Nicht-Öffentlichkeitsarbeit dieser Art begünstigt Spekulationen, auch juristische. Der Behindertenbeauftragte der Bundesregierung, Hubert Hüppe, begrüßte die Entscheidung des BMBF »gegen weitere Förderung fremdnütziger Forschung an behinderten Kindern«. Im selben Tenor äußerte sich die Lebenshilfe und betonte, dass fremdnützige Forschung nach deutschem Recht verboten sei.

  • Genetiker forschen weiter

MRNET-Koordinator André Reis erklärt die Entscheidung ganz anders: »Auf Grund der ausgeprägten Mittelknappheit beim BMBF«, so der Humangenetikprofessor aus Erlangen, »erhielt unser Projekt in der wissenschaftlichen Begutachtung nicht die nötige Priorität.« Dies bedeute aber »nicht, dass unsere Forschung schlecht war«; es gebe harten Wettbewerb, ein Drittel aller Projekte, gestartet im Programm der medizinischen Genomforschung, werde vom BMBF nicht weiter gefördert.

»Wir werden nun versuchen«, kündigt Reis an, »die begonnene Forschung, auch im Interesse der Betroffenen und deren Eltern, mit der Hilfe anderer Förderer fortzuführen.« Wer diese sein werden, ist noch offen.
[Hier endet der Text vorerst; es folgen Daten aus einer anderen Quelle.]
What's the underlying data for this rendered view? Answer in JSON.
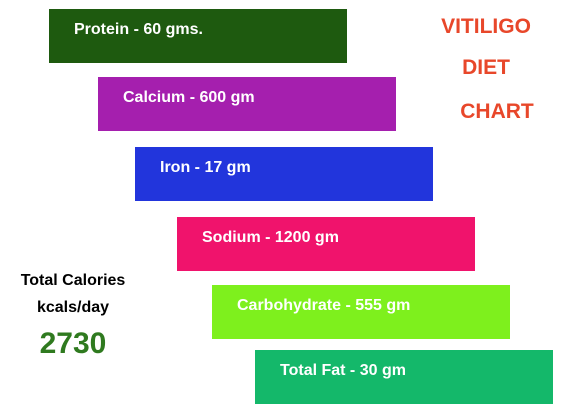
{
  "title": [
    "VITILIGO",
    "DIET",
    "CHART"
  ],
  "items": [
    {
      "label": "Protein - 60 gms.",
      "color": "#1e5a0f"
    },
    {
      "label": "Calcium - 600 gm",
      "color": "#a51fae"
    },
    {
      "label": "Iron - 17 gm",
      "color": "#2235dc"
    },
    {
      "label": "Sodium - 1200 gm",
      "color": "#f0136c"
    },
    {
      "label": "Carbohydrate - 555 gm",
      "color": "#7ef01d"
    },
    {
      "label": "Total Fat - 30 gm",
      "color": "#14b86a"
    }
  ],
  "calories": {
    "label": "Total Calories",
    "unit": "kcals/day",
    "value": "2730"
  }
}
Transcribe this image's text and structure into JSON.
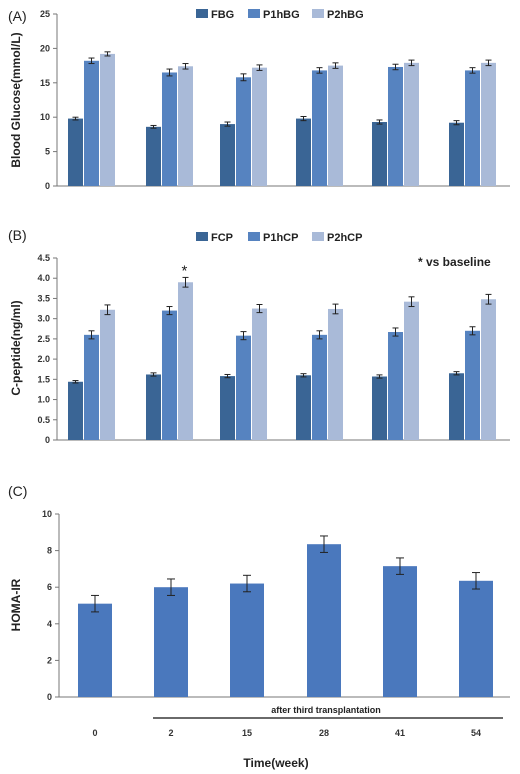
{
  "colors": {
    "dark": "#3a6595",
    "mid": "#5683c0",
    "light": "#a9bad8",
    "single": "#4a78bd",
    "err": "#222222"
  },
  "chart_data": [
    {
      "panel": "(A)",
      "type": "bar",
      "ylabel": "Blood Glucose(mmol/L)",
      "ylim": [
        0,
        25
      ],
      "yticks": [
        "0",
        "5",
        "10",
        "15",
        "20",
        "25"
      ],
      "series": [
        {
          "name": "FBG",
          "values": [
            9.8,
            8.6,
            9.0,
            9.8,
            9.3,
            9.2
          ],
          "errors": [
            0.2,
            0.2,
            0.3,
            0.3,
            0.3,
            0.3
          ]
        },
        {
          "name": "P1hBG",
          "values": [
            18.2,
            16.5,
            15.8,
            16.8,
            17.3,
            16.8
          ],
          "errors": [
            0.4,
            0.5,
            0.5,
            0.4,
            0.4,
            0.4
          ]
        },
        {
          "name": "P2hBG",
          "values": [
            19.2,
            17.4,
            17.2,
            17.5,
            17.9,
            17.9
          ],
          "errors": [
            0.3,
            0.4,
            0.4,
            0.4,
            0.4,
            0.4
          ]
        }
      ]
    },
    {
      "panel": "(B)",
      "type": "bar",
      "ylabel": "C-peptide(ng/ml)",
      "ylim": [
        0,
        4.5
      ],
      "yticks": [
        "0",
        "0.5",
        "1.0",
        "1.5",
        "2.0",
        "2.5",
        "3.0",
        "3.5",
        "4.0",
        "4.5"
      ],
      "annotation": "* vs baseline",
      "star": "*",
      "series": [
        {
          "name": "FCP",
          "values": [
            1.44,
            1.62,
            1.58,
            1.6,
            1.57,
            1.65
          ],
          "errors": [
            0.03,
            0.04,
            0.04,
            0.04,
            0.04,
            0.04
          ]
        },
        {
          "name": "P1hCP",
          "values": [
            2.6,
            3.2,
            2.58,
            2.6,
            2.67,
            2.7
          ],
          "errors": [
            0.1,
            0.1,
            0.1,
            0.1,
            0.1,
            0.1
          ]
        },
        {
          "name": "P2hCP",
          "values": [
            3.22,
            3.9,
            3.25,
            3.24,
            3.42,
            3.48
          ],
          "errors": [
            0.12,
            0.12,
            0.1,
            0.12,
            0.12,
            0.12
          ]
        }
      ]
    },
    {
      "panel": "(C)",
      "type": "bar",
      "ylabel": "HOMA-IR",
      "ylim": [
        0,
        10
      ],
      "yticks": [
        "0",
        "2",
        "4",
        "6",
        "8",
        "10"
      ],
      "categories": [
        "0",
        "2",
        "15",
        "28",
        "41",
        "54"
      ],
      "bracket_label": "after third transplantation",
      "xlabel": "Time(week)",
      "series": [
        {
          "values": [
            5.1,
            6.0,
            6.2,
            8.35,
            7.15,
            6.35
          ],
          "errors": [
            0.45,
            0.45,
            0.45,
            0.45,
            0.45,
            0.45
          ]
        }
      ]
    }
  ]
}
Zur Frage, was nach Abschluss der BMBF-Förderung mit den Blut- und Gewebeproben, Fotos und Daten der Probanden geschehen werde, erklärt Professor Reis: »Die Probanden haben jederzeit das Recht, aus der Studie auszutreten.« Bisher sei aber erst ein einziges Elternpaar unter 2.351 teilnehmenden ProbandInnen ausgestiegen. »In diesem Fall wurden, wie in der Studienaufklärung zugesagt, die Proben und die Daten vernichtet«, versichert Reis.

BIOSKOP thematisierte erstmals im Juni 2009 das MRNET. Auch dessen weitere Entwicklung werden wir beobachten.